BOARDMAN, Ohio (WKBN) – Over the last year, Boardman Police have been working to get body cameras for the department.

As of Monday morning, there will be 63 body cameras, put to use, by Boardman Police.

It’s something that Chief Todd Werth said he’s wanted since he took over the department 4 years ago.

Werth said over the last year, they did their research on which camera would work best for them.

“We narrowed it down to three different body cameras, which we tested over the summer and into the early fall and decided on WatchGuard Motorola,” he said.

Chief Werth reached out to other departments for advice on writing the policies for using the body cameras.

“Police departments should have body cameras, totally agree with that statement. But the behind the scenes things, to make sure we get it right, our officers buy into the program,” he said.

Chief Werth said the cameras can help with transparency, conduct investigations and help officers in training along with helping his officers in the field.

Patrolman Joe Olinger said this is really important for the safety of citizens and officers.

“Anytime we go on a call, it will document anything we do and therefore, there will be no allegations of misconduct,” Olinger said.

When an officer wants to start recording, they hit the button once, but what happens in a stressful situation where an officer forgets to hit record?
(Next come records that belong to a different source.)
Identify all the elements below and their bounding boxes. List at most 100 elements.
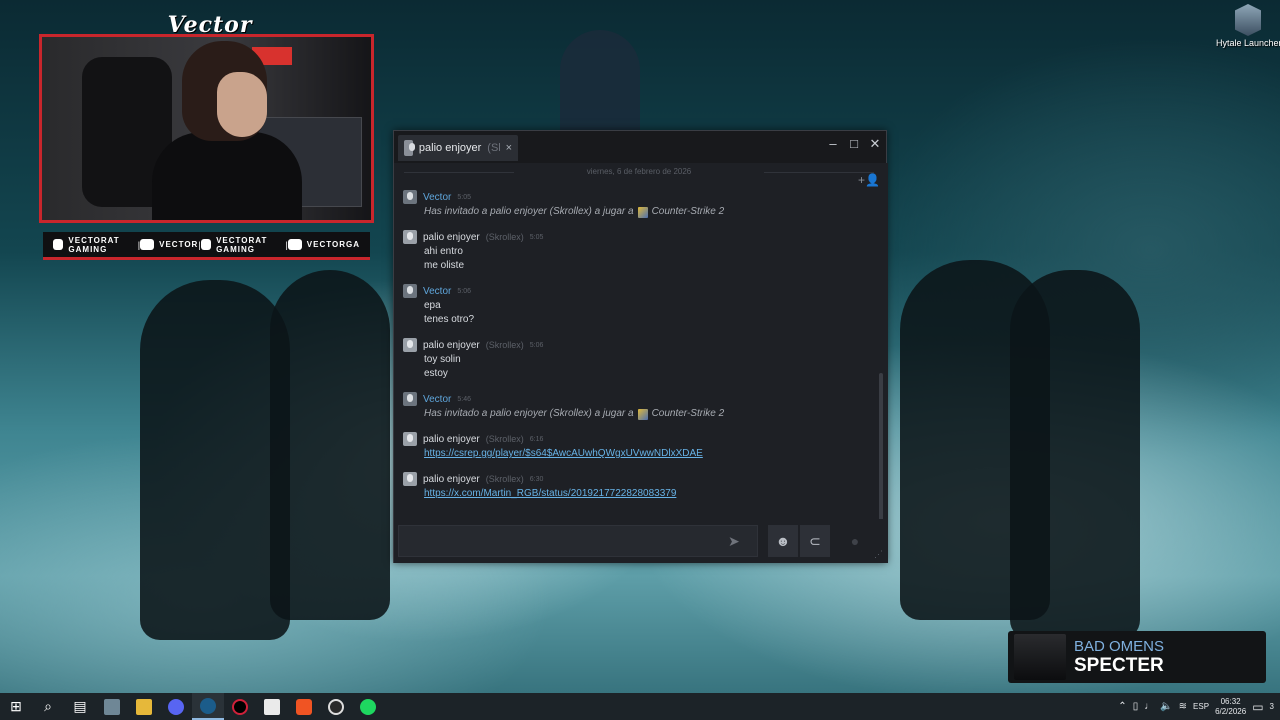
message-line: estoy (424, 368, 448, 379)
discord-icon[interactable] (160, 693, 192, 720)
paperclip-icon[interactable]: ⊂ (800, 525, 830, 557)
message-author[interactable]: palio enjoyer (423, 434, 480, 445)
message-link[interactable]: https://csrep.gg/player/$s64$AwcAUwhQWgx… (403, 447, 863, 461)
clock-date: 6/2/2026 (1215, 706, 1247, 716)
file-explorer-icon[interactable] (96, 693, 128, 720)
social-label: VECTORAT GAMING (216, 235, 268, 254)
start-icon[interactable]: ⊞ (0, 693, 32, 720)
notifications-icon[interactable]: ▭ (1252, 700, 1263, 714)
album-art (1014, 634, 1066, 680)
message-time: 5:05 (529, 233, 544, 241)
message-time: 5:06 (529, 341, 544, 349)
now-playing-artist: BAD OMENS (1074, 637, 1165, 655)
message-author[interactable]: palio enjoyer (423, 474, 480, 485)
desktop-icon-label: Hytale Launcher (1216, 38, 1280, 48)
message-time: 6:30 (529, 475, 544, 483)
resize-grip-icon[interactable]: ⋰ (874, 549, 883, 560)
chat-tab-name: palio enjoyer (418, 142, 482, 154)
taskbar-clock[interactable]: 06:32 6/2/2026 (1215, 697, 1246, 717)
language-indicator[interactable]: ESP (1193, 702, 1209, 711)
epic-games-icon[interactable] (256, 693, 288, 720)
social-label: VECTORGA (306, 240, 360, 249)
notification-count: 3 (1269, 702, 1274, 711)
maximize-button[interactable]: □ (843, 134, 865, 156)
social-label: VECTOR (159, 240, 199, 249)
webcam-frame (39, 34, 374, 223)
message-line: epa (424, 300, 441, 311)
message-author[interactable]: palio enjoyer (423, 232, 480, 243)
brave-icon[interactable] (288, 693, 320, 720)
avatar (404, 140, 415, 156)
phone-link-icon[interactable]: ▯ (1133, 701, 1139, 712)
message-time: 5:06 (457, 287, 471, 295)
avatar[interactable] (403, 284, 417, 298)
add-friend-icon[interactable]: +👤 (858, 173, 880, 187)
avatar[interactable] (403, 230, 417, 244)
message-line: tenes otro? (424, 314, 475, 325)
avatar[interactable] (403, 338, 417, 352)
message-line: ahi entro (424, 246, 463, 257)
message-author[interactable]: Vector (423, 286, 451, 297)
system-tray: ⌃ ▯ ♩ 🔈 ≋ ESP 06:32 6/2/2026 ▭ 3 (1118, 693, 1280, 720)
network-icon[interactable]: ≋ (1179, 701, 1187, 712)
emoji-icon[interactable]: ☻ (768, 525, 798, 557)
avatar[interactable] (403, 190, 417, 204)
message-author[interactable]: Vector (423, 394, 451, 405)
chat-message: Vector 5:46 Has invitado a palio enjoyer… (403, 391, 863, 421)
counter-strike-2-icon (637, 206, 648, 218)
message-line: me oliste (424, 260, 465, 271)
message-nick: (Skrollex) (485, 232, 524, 242)
chat-tab-nick: (Skrollex) (487, 142, 499, 154)
social-twitter: VECTORAT GAMING (200, 235, 286, 254)
wallpaper-figure (1010, 270, 1140, 640)
message-author[interactable]: palio enjoyer (423, 340, 480, 351)
chat-message-input[interactable] (398, 525, 758, 557)
microphone-icon[interactable]: ● (840, 525, 870, 557)
steam-icon[interactable] (192, 693, 224, 720)
close-tab-icon[interactable]: × (506, 142, 512, 154)
folder-icon[interactable] (128, 693, 160, 720)
now-playing-text: BAD OMENS SPECTER (1074, 638, 1164, 677)
date-divider: viernes, 6 de febrero de 2026 (404, 167, 874, 176)
chat-message: palio enjoyer (Skrollex) 6:16 https://cs… (403, 431, 863, 461)
steam-chat-window: palio enjoyer (Skrollex) × – □ ✕ viernes… (393, 130, 888, 563)
invite-text: Has invitado a palio enjoyer (Skrollex) … (424, 408, 634, 419)
send-icon[interactable]: ➤ (728, 533, 740, 550)
desktop-icon-hytale[interactable]: Hytale Launcher (1216, 4, 1280, 48)
instagram-icon (287, 239, 302, 250)
youtube-icon (53, 239, 64, 250)
avatar[interactable] (403, 392, 417, 406)
volume-icon[interactable]: 🔈 (1160, 701, 1172, 712)
avatar[interactable] (403, 432, 417, 446)
hytale-launcher-icon (1235, 4, 1261, 36)
message-time: 5:46 (457, 395, 471, 403)
now-playing-song: SPECTER (1074, 654, 1164, 676)
chat-history[interactable]: viernes, 6 de febrero de 2026 +👤 Vector … (394, 163, 888, 549)
microphone-icon[interactable]: ♩ (1144, 701, 1154, 712)
search-icon[interactable]: ⌕ (32, 693, 64, 720)
message-time: 6:16 (529, 435, 544, 443)
spotify-icon[interactable] (352, 693, 384, 720)
chat-input-bar: ➤ ☻ ⊂ ● ⋰ (394, 519, 888, 563)
clock-time: 06:32 (1220, 696, 1241, 706)
task-view-icon[interactable]: ▤ (64, 693, 96, 720)
obs-icon[interactable] (320, 693, 352, 720)
social-twitch: VECTOR (140, 239, 198, 250)
opera-gx-icon[interactable] (224, 693, 256, 720)
message-link[interactable]: https://x.com/Martin_RGB/status/20192177… (403, 487, 863, 501)
social-bar: VECTORAT GAMING | VECTOR | VECTORAT GAMI… (43, 232, 370, 260)
webcam-person (152, 132, 302, 220)
minimize-button[interactable]: – (822, 134, 844, 156)
chevron-up-icon[interactable]: ⌃ (1118, 701, 1126, 712)
chat-message: Vector 5:06 epa tenes otro? (403, 283, 863, 327)
close-button[interactable]: ✕ (864, 134, 886, 156)
avatar[interactable] (403, 472, 417, 486)
twitch-icon (140, 239, 155, 250)
chat-message: palio enjoyer (Skrollex) 5:06 toy solin … (403, 337, 863, 381)
chat-titlebar[interactable]: palio enjoyer (Skrollex) × – □ ✕ (394, 131, 886, 163)
taskbar: ⊞ ⌕ ▤ ⌃ ▯ ♩ 🔈 ≋ ESP 06:32 6/2/2026 ▭ 3 (0, 693, 1280, 720)
message-author[interactable]: Vector (423, 192, 451, 203)
wallpaper-figure (140, 280, 290, 640)
chat-tab[interactable]: palio enjoyer (Skrollex) × (398, 135, 518, 161)
game-invite: Has invitado a palio enjoyer (Skrollex) … (403, 205, 863, 219)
Chief Werth said they have it covered.

“We have the limited ability, for a period of time, cause it’s constantly recording over itself, to go back and capture that video,” he said.

When an officer does a self-initiated stop, they are supposed to hit record and afterward, the officer or supervisor can review that footage.

That’s something Patrolman Olinger said he knows he would have liked in the past.

“Anytime we go on a call, it would be nice to go back and see everything that happened,” Olinger said.

In total, it cost the department over $200,000, over 5 years, including Cloud storage.

Some of the money is being offset by grants.